A win for technology companies and their lobbyists is that the EU proposal keeps intact – at least for now – the fundamental liability shield that protects digital intermediaries from responsibility for the content of their services and from their good faith efforts to address problems. But the proposals are increasingly adding obligations for online intermediaries, based on their role in the digital ecosystem and their number of customers.

The European legislative proposals counterbalance similar discussions in the US, where the Internet industry’s similar liability shield – section 230 of the Communications Decency Act – is about to be revised. But prospects for a review of competition law in Washington remain unclear. In October, a Democrat-led panel in the House of Representatives proposed several legislative changes to rein in the power of major technology platforms.

More about EU law

Separately, the federal government has filed two major antitrust cases against Google and Facebook Inc. in recent months.

One of two proposed EU bills, the Digital Services Act, would require major technology platforms reaching more than 10% of the EU population to actively seek out and mitigate risks from illegal content and goods available through their services to be. It requires annual external audits and imposes new transparency requirements on users and regulators.

Major platforms could be ordered to change their behavior after such audits, and if they don’t comply they could face significant fines – with a higher cap than the EU’s GDPR privacy law.

The Digital Services Act would also empower regulators to enforce local laws on illegal content. For example, a city that requires rental properties to be registered could order a home-sharing app to remove a listing for an unregistered property, or request information about a landlord who doesn’t pay taxes, an EU official said. a presentation about the law.

The other EU bill, the Digital Markets Act, would preventively block companies with a large number of business customers and consumers from a blacklist of measures considered to be anti-competitive, such as requiring a company seeking access to one core platform service to subscribe or pay for any other such service. The law would also create other obligations towards smaller businesses and end users, such as providing price transparency for online advertisers and allowing data portability for end users.

Lobbyists prepare to fight over the bills.

The Internet Society, a nonprofit promoting the open Internet, said it was concerned that the proposals, if passed, could help break the Internet that divides places with different rules, senior director Konstantinos Komaitis said.

‘The internet does not die of one cut. It will die of 1,000 cuts, ”he said.

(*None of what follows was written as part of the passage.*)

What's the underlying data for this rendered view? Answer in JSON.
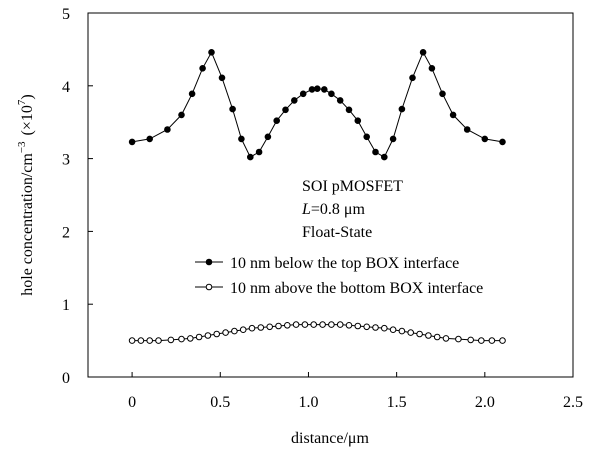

But some other groups say more regulation for big tech companies is too late. Raegan MacDonald, chief of public policy at Mozilla, the nonprofit behind the Firefox web browser, said she supports new transparency provisions around online advertising for internet users in the content bill.

BEUC, an umbrella organization for European consumer rights groups, said the new competition rules in digital markets should help rebalance the digital market.

“Competition investigations can be too slow to prevent irreparable damage to the market,” said Monique Goyens, group director general. “It is the right move to ban some exercises in the front rather than picking up the pieces afterwards.”